James smiles, wide, his white teeth dazzling against his tan. He’s relaxed, unfazed by the kind of crap that he used to just accept from me. He was always too weary of it to fight it then. But now he’s like a dynamo, humming with energy.

“So let them.”

He’s still not letting go, and the Willa of old, who just won’t quit, gears herself to struggle and assert herself. But then the rapid tap, tap, tap of high heels behind me makes me turn, anxious, intrigued, grasping at a moment of respite. Whoever it is, she’s in a tearing hurry.

It’s Caitlyn, the caterer, and she’s dazzling eyed and happy, a broad smile on her face. She looks literally illuminated. What’s all that about?

“Where are you going, Caitlyn? Are you leaving the party already?” I ask, aware of James watching me, not her. “Is something going on?”

“Yes…yes, it is,” she hurls over her shoulder, dashing for the open doors and the large chauffeured car I can see beyond it. “But I can’t explain because I don’t know what it is yet.”

Suddenly, I want what she seems to have. An adventure, something sexy and new and mysterious. And I want it with my ex-husband, with James.

“Look, James, let’s go and have a quiet chat somewhere. Drinks maybe, and a bit of dinner? The restaurant at my hotel is quite good. Then perhaps afterward…”

He looks at me, still smiling that devastating but secretive smile. The one that tells me my efforts to steer the situation are meaningless. He tugs lightly on my hand.

“Yes, let’s go somewhere. But never mind drinks and bits of dinner. We need to get a few things straightened out first.”

I’m totally disorientated. This is a man I’ve known for years, and yet he’s a stranger. His touch makes me all wound up and twittery as if I’m with a movie star or some other celebrity, or just some man I’ve fancied for years and years but never actually met before.

I don’t think I’m “me” at all, either.

For the first time in our relationship, I follow him silently. Almost meekly. He looks over his shoulder, and winks, his smile slow and knowing as he heads for the stairs.

At first I think we’re heading for the dorms, empty now, out-of-term time, but within seconds I realize where we’re going. It’s the old music room, one of our favorite haunts from our time here. It was never used much, even back then, as they’d just refurbished a much larger room, with better acoustics, as a music laboratory.

It’s small, shabby, with stained wooden paneling adorned by a selection of dog-eared posters. A few rows of chairs, some askew now, facing the wrong way. There’s an air of forlorn neglect about the place, dim and dusty?but somehow, against the odds, a strange electricity too.

Without looking back, James strides across the room and throws himself down on one of the chairs, facing the back of the room. He nods amiably to a rather bad-tempered portrait of Beethoven on the rear wall. He appears totally relaxed on the hard old chair, and in tight denim, his thighs and crotch look astounding.

Good God, he’s got an erection! Part of me can’t believe it. But there’s another part of me that was expecting it. I feel a shudder of response, between my legs, and suddenly I’m wetter than ever. If I shifted from foot to foot, I swear I’d squelch…and he’d hear it.

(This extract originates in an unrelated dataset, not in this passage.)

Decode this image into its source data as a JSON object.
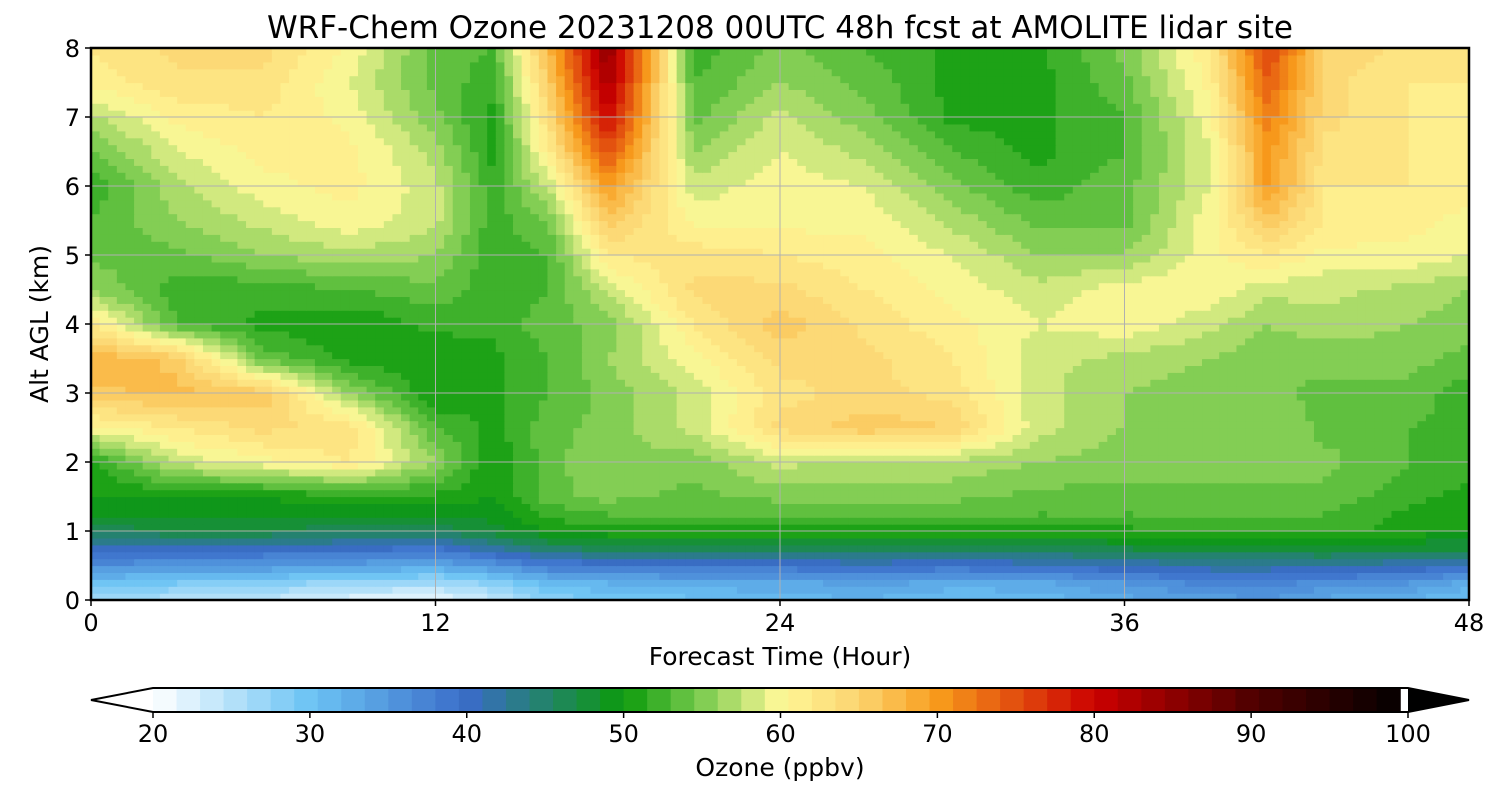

What’s going on? What’s going on? My heart thuds hard, and it’s like there’s a tightening band of iron around my chest.

“Don’t stand over there, love. Come closer, where I can see you.”

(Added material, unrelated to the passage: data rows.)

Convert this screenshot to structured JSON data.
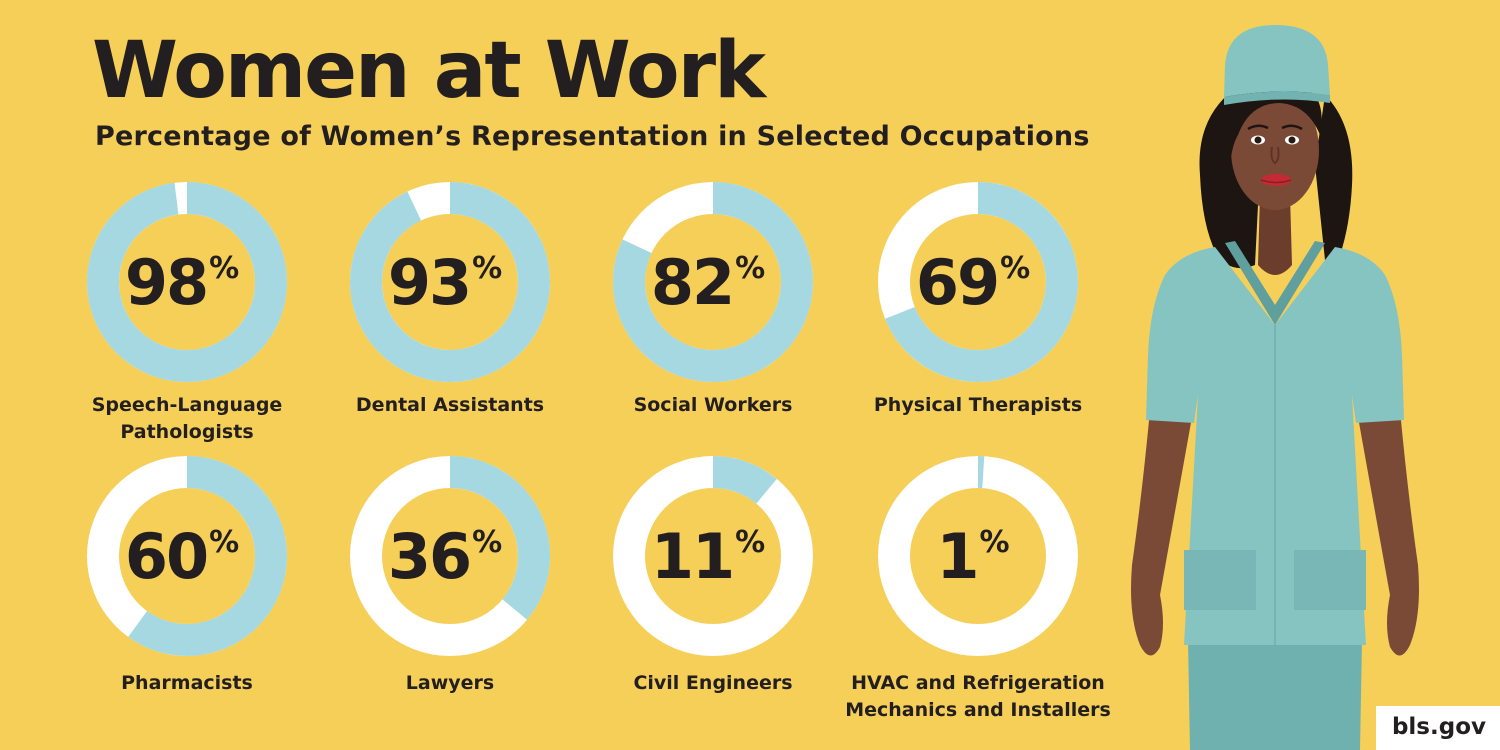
{
  "title": "Women at Work",
  "subtitle": "Percentage of Women’s Representation in Selected Occupations",
  "source": "bls.gov",
  "percent_sign": "%",
  "colors": {
    "background": "#f5cf58",
    "filled": "#a6d8e2",
    "empty": "#ffffff",
    "text": "#231f20",
    "scrubs": "#86c4c2",
    "skin": "#7b4a37"
  },
  "chart_data": {
    "type": "pie",
    "style": "donut",
    "unit": "%",
    "categories": [
      "Speech-Language Pathologists",
      "Dental Assistants",
      "Social Workers",
      "Physical Therapists",
      "Pharmacists",
      "Lawyers",
      "Civil Engineers",
      "HVAC and Refrigeration Mechanics and Installers"
    ],
    "values": [
      98,
      93,
      82,
      69,
      60,
      36,
      11,
      1
    ],
    "label_lines": [
      [
        "Speech-Language",
        "Pathologists"
      ],
      [
        "Dental Assistants"
      ],
      [
        "Social Workers"
      ],
      [
        "Physical Therapists"
      ],
      [
        "Pharmacists"
      ],
      [
        "Lawyers"
      ],
      [
        "Civil Engineers"
      ],
      [
        "HVAC and Refrigeration",
        "Mechanics and Installers"
      ]
    ],
    "ylim": [
      0,
      100
    ]
  }
}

I jump, and stare around like a startled rabbit, realizing that I’ve been standing at the door as if waiting for permission to move farther into the room.

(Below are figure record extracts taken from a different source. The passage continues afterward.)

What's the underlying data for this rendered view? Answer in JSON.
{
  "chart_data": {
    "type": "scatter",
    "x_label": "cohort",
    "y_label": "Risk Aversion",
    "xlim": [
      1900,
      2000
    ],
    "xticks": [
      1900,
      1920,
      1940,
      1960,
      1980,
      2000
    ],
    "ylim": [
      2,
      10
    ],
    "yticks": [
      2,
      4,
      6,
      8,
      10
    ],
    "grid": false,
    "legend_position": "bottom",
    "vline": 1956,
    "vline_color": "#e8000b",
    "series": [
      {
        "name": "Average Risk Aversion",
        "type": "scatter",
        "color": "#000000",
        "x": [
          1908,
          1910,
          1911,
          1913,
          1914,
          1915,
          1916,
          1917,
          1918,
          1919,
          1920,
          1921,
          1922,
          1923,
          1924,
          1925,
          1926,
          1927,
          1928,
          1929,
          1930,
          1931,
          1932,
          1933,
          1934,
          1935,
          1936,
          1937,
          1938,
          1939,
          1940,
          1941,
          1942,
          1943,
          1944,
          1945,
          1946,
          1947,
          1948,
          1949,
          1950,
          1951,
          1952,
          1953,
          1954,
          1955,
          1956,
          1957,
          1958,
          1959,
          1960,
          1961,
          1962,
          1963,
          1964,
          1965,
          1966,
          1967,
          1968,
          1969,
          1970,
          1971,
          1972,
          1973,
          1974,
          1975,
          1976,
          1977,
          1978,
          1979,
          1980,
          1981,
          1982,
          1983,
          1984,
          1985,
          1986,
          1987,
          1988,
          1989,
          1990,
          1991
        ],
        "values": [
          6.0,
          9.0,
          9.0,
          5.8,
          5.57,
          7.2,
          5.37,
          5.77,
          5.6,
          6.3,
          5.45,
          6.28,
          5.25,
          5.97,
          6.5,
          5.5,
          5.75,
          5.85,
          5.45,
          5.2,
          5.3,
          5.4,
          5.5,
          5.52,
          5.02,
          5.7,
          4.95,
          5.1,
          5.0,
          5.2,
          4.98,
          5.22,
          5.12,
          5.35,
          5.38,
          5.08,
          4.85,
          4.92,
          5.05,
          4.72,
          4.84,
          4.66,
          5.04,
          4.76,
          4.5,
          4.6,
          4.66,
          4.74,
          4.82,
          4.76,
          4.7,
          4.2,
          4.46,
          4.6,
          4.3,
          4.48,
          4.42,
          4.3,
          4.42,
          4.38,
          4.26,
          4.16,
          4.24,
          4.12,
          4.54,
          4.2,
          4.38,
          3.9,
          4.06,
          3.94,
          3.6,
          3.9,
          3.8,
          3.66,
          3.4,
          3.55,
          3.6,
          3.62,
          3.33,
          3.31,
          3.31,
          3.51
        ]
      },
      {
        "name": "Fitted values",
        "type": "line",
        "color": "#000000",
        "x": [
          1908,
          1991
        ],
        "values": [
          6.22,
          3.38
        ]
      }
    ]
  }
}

Me, wait for permission? My legs feel weak, they’ll barely carry me, but I obey him and stride toward the haphazard line of chairs. I feel as if I’m floating, and my head’s gone all light. Something very strange is happening to me, and I can barely look at James, much less meet his eyes.

When I make as if to move toward a chair, the one next to him, he goes, “Uh-uh…” and shakes his head. I do meet his eyes then, and they’re fiery, electric blue, yet dark.